State Bank of India (SBI) has reported 30 per cent growth in net profit for the quarter ended September to Rs 3,658 crore from Rs 2,810 crore recorded in the same period of last year, due to lower provisioning towards bad loans. On a consolidated basis, the bank reported growth of 32 per cent in its net profit to Rs 4,575 crore, compared with Rs 3,470 crore reported during the July-September quarter of 2011-12.
Net interest income for the country’s largest bank, however, grew only five per cent to Rs 10,974 crore, on the back of higher cost of deposits and reduction in lending rates. “There was a deposit build-up in anticipation of loan growth, which did not happen, so there was a cost of carry,” said Chairman Pratip Chaudhuri at the media conference.

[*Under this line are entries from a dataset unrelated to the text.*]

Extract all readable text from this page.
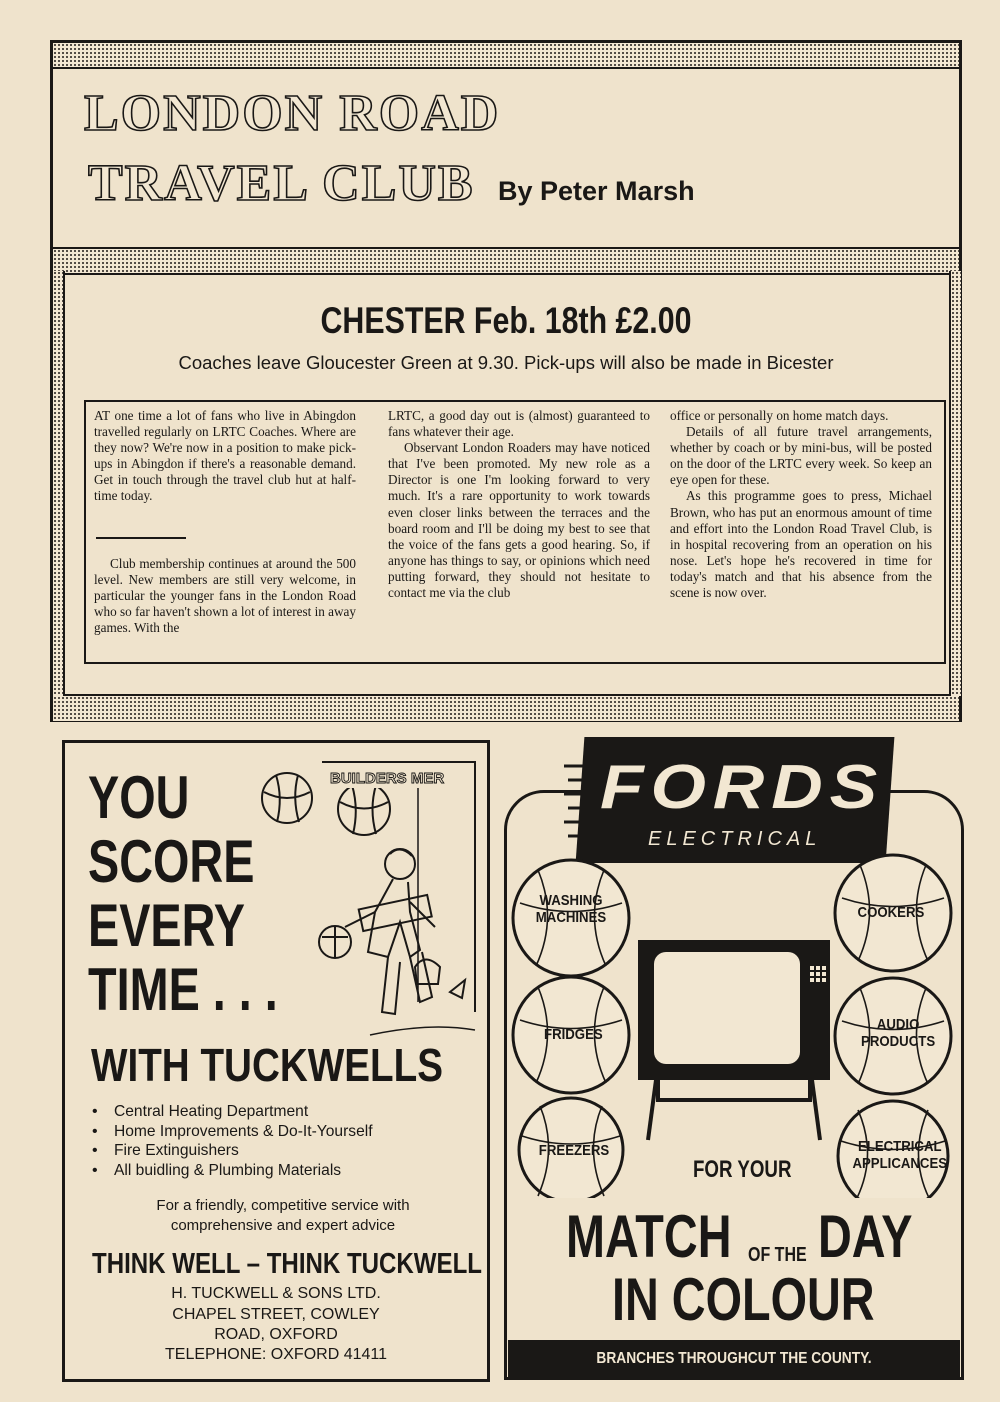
LONDON ROAD
TRAVEL CLUB By Peter Marsh
CHESTER Feb. 18th £2.00
Coaches leave Gloucester Green at 9.30. Pick-ups will also be made in Bicester

AT one time a lot of fans who live in Abingdon travelled regularly on LRTC Coaches. Where are they now? We're now in a position to make pick-ups in Abingdon if there's a reasonable demand. Get in touch through the travel club hut at half-time today.

Club membership continues at around the 500 level. New members are still very welcome, in particular the younger fans in the London Road who so far haven't shown a lot of interest in away games. With the

LRTC, a good day out is (almost) guaranteed to fans whatever their age.

Observant London Roaders may have noticed that I've been promoted. My new role as a Director is one I'm looking forward to very much. It's a rare opportunity to work towards even closer links between the terraces and the board room and I'll be doing my best to see that the voice of the fans gets a good hearing. So, if anyone has things to say, or opinions which need putting forward, they should not hesitate to contact me via the club

office or personally on home match days.

Details of all future travel arrangements, whether by coach or by mini-bus, will be posted on the door of the LRTC every week. So keep an eye open for these.

As this programme goes to press, Michael Brown, who has put an enormous amount of time and effort into the London Road Travel Club, is in hospital recovering from an operation on his nose. Let's hope he's recovered in time for today's match and that his absence from the scene is now over.

YOU
SCORE
EVERY
TIME . . .
BUILDERS MER
WITH TUCKWELLS
• Central Heating Department
• Home Improvements & Do-It-Yourself
• Fire Extinguishers
• All buidling & Plumbing Materials
For a friendly, competitive service with
comprehensive and expert advice
THINK WELL – THINK TUCKWELL
H. TUCKWELL & SONS LTD.
CHAPEL STREET, COWLEY
ROAD, OXFORD
TELEPHONE: OXFORD 41411
FORDS
ELECTRICAL
WASHING
MACHINES	COOKERS
FRIDGES
AUDIO
PRODUCTS
FREEZERS	ELECTRICAL
APPLICANCES
FOR YOUR
MATCH OF THE DAY
IN COLOUR
BRANCHES THROUGHCUT THE COUNTY.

“During the April-October period, loans grew by Rs 40,000 crore while deposit growth was Rs 80,000 crore,” he said indicating the bank had excess liquidity but was unable to deploy it.
The bank has to deploy the additional resources in government securities which earn lower returns than that from loans. As a result, the net interest margin from domestic operation fell to 3.77 per cent compared to 4.3 per cent in the same period last year. SBI sees its NIM for the full year at 3.75 per cent.
Chaudhuri hinted the bank might lower its base rate to deploy excess liquidity. The bank will review its base rate shortly, he said. Provisioning towards non-performing assets was Rs 1,837 crore, lower by 37 per cent than the same period of the previous year.
According to Chaudhuri, the bank had front-loaded the NPA provisioning in the first quarter and, hence, had to provide a lower sum in this quarter. “For the loans to Kingfisher Airlines, for example, we had provided Rs 600 crore in Q1, while we were required to do Rs 300 crore each in Q1 and Q2. So, in this quarter, we did not have to make provision for that account,” Chaudhuri said. He added the bank had made full provisioning for the loans given to Kingfisher.
The provision coverage ratio for SBI fell for the second straight quarter, which was 62.78 per cent compared with 68.10 per cent as on March-end.
The bank has also made a profit on its equity trading portfolio of Rs 9 crore compared to a loss of Rs 479 crore in the same period of the previous year, while softening bonds yields helped it to write back Rs 248 crore provisioning made earlier.
Though the asset quality pressure continued, slippages accrued at a slower pace compared to the last two quarters.
The gross NPA ratio of the bank was 5.15 per cent compared to 4.99 per cent on June-end while the net NPA increased to 2.44 per cent from 2.22 per cent.
“Net slippages has come down substantially from Rs 7,000 crore (April-June) to Rs 2,000 crore (July-September),” he said adding the upgradation of loans to standard asset category was at Rs 3049 crore.
“The negative surprise came on the addition to stressed assets (Rs 13,200 crore against Rs 11,400 seen during the previous quarter). While gross slippage came at Rs 8,500 crore during Q2FY13 as against Rs 10,800 crore seen during previous quarter, addition to restructure book came higher at Rs 47 crore as against Rs 600 crore during the previous quarter. Higher recovery/upgradation was definitely positive, but sustaining this kind of run-rate in future would be difficult, a key risk in our view,” said Saday Sinha, vice-president, Equity Research, Kotak Securities.